Tsai DW, Swiontkowski MF, Kottra CL. A case of sternoclavicular dislocation with scapulothoracic dissociation. AJR Am J Roentgenol. 1996;167(2):332.
Road traffic accident
1. What are the imaging findings?
2. What are the different types of this entity?
3. What is the usual mechanism of injury?
4. What are the components of the Lisfranc ligament?
5. What imaging modality is best for evaluation of the major ligamentous structure involved in this entity?
Lisfranc fracture dislocation 1539
Case ranking/difficulty: Category: Trauma
Fracture of the third (arrowhead) and fourth (arrow) metatarsal bases, with malalignment. Lateral cuboid fracture is also seen (asterisk).
Another patient with a sprain of the Lisfranc ligament (arrowhead) and edema in the second metatarsal base.
Illustration demonstrating the major components of the Lisfranc ligamentous complex. Black band is the weak dorsal band, thick grey the interosseous band, and thin white the plantar band. (Reproduced with permission from Radsource and Dr. Michael Stadnick.)
Answers
1. The plain radiograph demonstrates a homolateral Lisfranc fracture dislocation and fracture of the base of the second metatarsal with malalignment of the intercuneiform articulations.
2. Homolateral, divergent, isolated, and first ray separation are the described types of Lisfranc injury.
3. Road traffic accident, fall from height, Charcot joint, and forced plantar flexion are typical mechanisms.
4. The Lisfranc ligament connects the first cuneiform with the base of the second metatarsal. It has 3 main components: the plantar, central interosseous and dorsal bands. The ligament fails sequentially from dorsal to plantar. The dorsal capsule of the Lisfranc joint lacks sufficient reinforcement and is weak, hence dorsal subluxation is a primary feature.

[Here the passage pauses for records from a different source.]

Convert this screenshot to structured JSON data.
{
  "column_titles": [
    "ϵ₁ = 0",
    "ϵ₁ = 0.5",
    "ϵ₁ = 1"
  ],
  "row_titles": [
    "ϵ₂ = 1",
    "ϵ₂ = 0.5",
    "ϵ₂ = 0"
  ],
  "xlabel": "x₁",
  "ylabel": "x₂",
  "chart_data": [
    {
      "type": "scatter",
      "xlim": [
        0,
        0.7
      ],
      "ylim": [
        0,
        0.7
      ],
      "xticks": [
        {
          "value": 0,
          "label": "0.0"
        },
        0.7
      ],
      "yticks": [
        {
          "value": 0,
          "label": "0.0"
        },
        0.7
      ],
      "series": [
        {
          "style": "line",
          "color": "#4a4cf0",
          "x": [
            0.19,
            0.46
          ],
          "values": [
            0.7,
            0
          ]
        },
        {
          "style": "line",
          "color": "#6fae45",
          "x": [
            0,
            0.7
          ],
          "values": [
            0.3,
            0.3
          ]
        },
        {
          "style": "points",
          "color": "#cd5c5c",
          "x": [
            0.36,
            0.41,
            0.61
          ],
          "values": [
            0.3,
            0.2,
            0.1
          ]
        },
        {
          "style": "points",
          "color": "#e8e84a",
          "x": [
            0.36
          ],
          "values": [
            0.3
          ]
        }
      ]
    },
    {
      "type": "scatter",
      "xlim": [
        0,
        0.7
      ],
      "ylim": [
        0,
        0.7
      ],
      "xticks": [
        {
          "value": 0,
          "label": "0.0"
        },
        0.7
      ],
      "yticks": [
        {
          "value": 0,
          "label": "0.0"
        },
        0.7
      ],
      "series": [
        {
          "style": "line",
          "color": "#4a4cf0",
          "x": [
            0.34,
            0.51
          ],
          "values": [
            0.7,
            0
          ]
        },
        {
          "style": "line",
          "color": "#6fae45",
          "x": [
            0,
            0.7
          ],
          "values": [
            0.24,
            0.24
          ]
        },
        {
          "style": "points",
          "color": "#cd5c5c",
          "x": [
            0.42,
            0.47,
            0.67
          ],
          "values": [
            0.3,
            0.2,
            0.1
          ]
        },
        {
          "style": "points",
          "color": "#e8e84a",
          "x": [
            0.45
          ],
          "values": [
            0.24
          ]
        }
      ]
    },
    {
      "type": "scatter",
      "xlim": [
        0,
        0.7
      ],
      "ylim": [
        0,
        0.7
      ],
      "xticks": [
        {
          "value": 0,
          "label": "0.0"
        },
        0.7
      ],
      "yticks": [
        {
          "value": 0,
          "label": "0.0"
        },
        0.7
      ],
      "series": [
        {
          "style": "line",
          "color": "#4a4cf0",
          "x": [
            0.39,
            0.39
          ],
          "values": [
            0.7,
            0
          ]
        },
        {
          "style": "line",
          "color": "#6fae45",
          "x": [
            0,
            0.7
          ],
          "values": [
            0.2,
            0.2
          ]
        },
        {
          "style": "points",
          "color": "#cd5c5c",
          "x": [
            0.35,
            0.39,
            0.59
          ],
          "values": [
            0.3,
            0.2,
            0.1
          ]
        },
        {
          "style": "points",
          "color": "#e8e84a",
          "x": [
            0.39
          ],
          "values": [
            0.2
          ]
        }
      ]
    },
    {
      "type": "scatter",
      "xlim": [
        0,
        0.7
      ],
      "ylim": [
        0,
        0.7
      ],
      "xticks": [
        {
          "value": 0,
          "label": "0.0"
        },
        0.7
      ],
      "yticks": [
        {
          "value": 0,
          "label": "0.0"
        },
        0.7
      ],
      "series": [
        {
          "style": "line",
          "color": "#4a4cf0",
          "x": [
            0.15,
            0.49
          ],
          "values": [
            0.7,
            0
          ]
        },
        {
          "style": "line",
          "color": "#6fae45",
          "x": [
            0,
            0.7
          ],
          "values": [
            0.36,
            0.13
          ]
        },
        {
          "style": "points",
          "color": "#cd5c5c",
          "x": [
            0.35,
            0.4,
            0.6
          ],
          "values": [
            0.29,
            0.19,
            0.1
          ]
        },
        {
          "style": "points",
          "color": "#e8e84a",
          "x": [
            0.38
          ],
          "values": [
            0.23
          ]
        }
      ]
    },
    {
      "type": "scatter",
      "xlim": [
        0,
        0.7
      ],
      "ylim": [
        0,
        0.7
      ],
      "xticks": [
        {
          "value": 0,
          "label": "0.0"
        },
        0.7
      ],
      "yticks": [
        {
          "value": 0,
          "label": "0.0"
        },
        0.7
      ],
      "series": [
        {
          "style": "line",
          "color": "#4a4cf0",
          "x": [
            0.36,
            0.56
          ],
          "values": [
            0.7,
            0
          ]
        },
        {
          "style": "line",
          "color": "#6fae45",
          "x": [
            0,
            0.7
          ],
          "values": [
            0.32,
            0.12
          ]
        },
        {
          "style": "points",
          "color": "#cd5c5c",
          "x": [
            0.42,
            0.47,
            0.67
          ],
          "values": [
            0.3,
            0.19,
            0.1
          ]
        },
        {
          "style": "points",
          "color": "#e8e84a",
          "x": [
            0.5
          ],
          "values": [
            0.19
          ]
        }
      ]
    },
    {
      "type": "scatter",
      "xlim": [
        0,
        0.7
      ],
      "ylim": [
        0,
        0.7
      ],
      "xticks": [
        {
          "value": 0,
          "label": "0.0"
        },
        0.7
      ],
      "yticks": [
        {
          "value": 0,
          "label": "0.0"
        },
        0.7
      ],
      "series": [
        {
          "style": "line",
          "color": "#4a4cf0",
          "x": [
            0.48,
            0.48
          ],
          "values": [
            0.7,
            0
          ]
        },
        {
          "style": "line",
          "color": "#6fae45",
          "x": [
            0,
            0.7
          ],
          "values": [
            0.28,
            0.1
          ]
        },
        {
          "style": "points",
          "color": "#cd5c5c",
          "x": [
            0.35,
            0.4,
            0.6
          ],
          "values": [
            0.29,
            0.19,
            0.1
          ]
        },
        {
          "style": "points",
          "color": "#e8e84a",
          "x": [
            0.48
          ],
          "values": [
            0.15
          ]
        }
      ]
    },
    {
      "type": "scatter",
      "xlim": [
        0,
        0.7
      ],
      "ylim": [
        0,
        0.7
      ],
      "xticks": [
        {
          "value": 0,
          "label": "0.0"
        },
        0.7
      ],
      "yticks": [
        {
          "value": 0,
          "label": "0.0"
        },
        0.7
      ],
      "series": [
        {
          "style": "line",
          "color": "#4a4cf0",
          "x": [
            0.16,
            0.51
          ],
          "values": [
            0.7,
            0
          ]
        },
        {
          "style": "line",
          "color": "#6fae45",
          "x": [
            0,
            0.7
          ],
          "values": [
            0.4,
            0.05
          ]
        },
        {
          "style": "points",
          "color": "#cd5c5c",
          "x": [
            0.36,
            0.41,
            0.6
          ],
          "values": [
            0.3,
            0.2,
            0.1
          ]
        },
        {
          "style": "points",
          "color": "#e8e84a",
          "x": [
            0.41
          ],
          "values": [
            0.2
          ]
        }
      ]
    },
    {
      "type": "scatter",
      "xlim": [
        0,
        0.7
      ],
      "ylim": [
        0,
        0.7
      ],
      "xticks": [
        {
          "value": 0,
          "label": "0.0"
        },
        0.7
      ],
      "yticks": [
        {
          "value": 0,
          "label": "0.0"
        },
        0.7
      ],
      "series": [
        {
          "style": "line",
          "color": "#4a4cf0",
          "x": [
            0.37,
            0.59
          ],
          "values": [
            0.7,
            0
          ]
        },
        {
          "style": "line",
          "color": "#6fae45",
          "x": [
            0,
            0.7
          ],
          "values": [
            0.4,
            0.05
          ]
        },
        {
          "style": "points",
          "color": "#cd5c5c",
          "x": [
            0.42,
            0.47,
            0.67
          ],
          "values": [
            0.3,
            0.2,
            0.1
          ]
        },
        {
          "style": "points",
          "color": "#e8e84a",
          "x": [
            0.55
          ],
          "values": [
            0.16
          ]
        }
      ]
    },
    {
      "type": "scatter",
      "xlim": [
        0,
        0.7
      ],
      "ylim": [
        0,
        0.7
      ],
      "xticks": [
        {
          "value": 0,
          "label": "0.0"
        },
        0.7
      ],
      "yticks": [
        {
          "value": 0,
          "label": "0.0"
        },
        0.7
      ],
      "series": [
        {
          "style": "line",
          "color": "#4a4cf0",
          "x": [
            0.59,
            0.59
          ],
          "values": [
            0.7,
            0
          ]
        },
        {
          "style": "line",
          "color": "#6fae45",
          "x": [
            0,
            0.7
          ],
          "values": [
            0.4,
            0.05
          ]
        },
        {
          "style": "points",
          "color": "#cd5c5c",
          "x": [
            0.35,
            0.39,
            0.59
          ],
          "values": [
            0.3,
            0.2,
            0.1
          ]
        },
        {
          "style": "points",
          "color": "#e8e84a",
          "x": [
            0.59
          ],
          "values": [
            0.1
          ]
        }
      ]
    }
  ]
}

5. Although the diagnosis of a Lisfranc fracture is usually made on CT, MRI best evaluates Lisfranc ligament, especially in partial tears and sprains. Of particular importance is the plantar component of the ligament: if there is a high-grade sprain or it is torn, it implies an unstable midfoot. CT and MRI also detects additional injuries not detectable on plain film.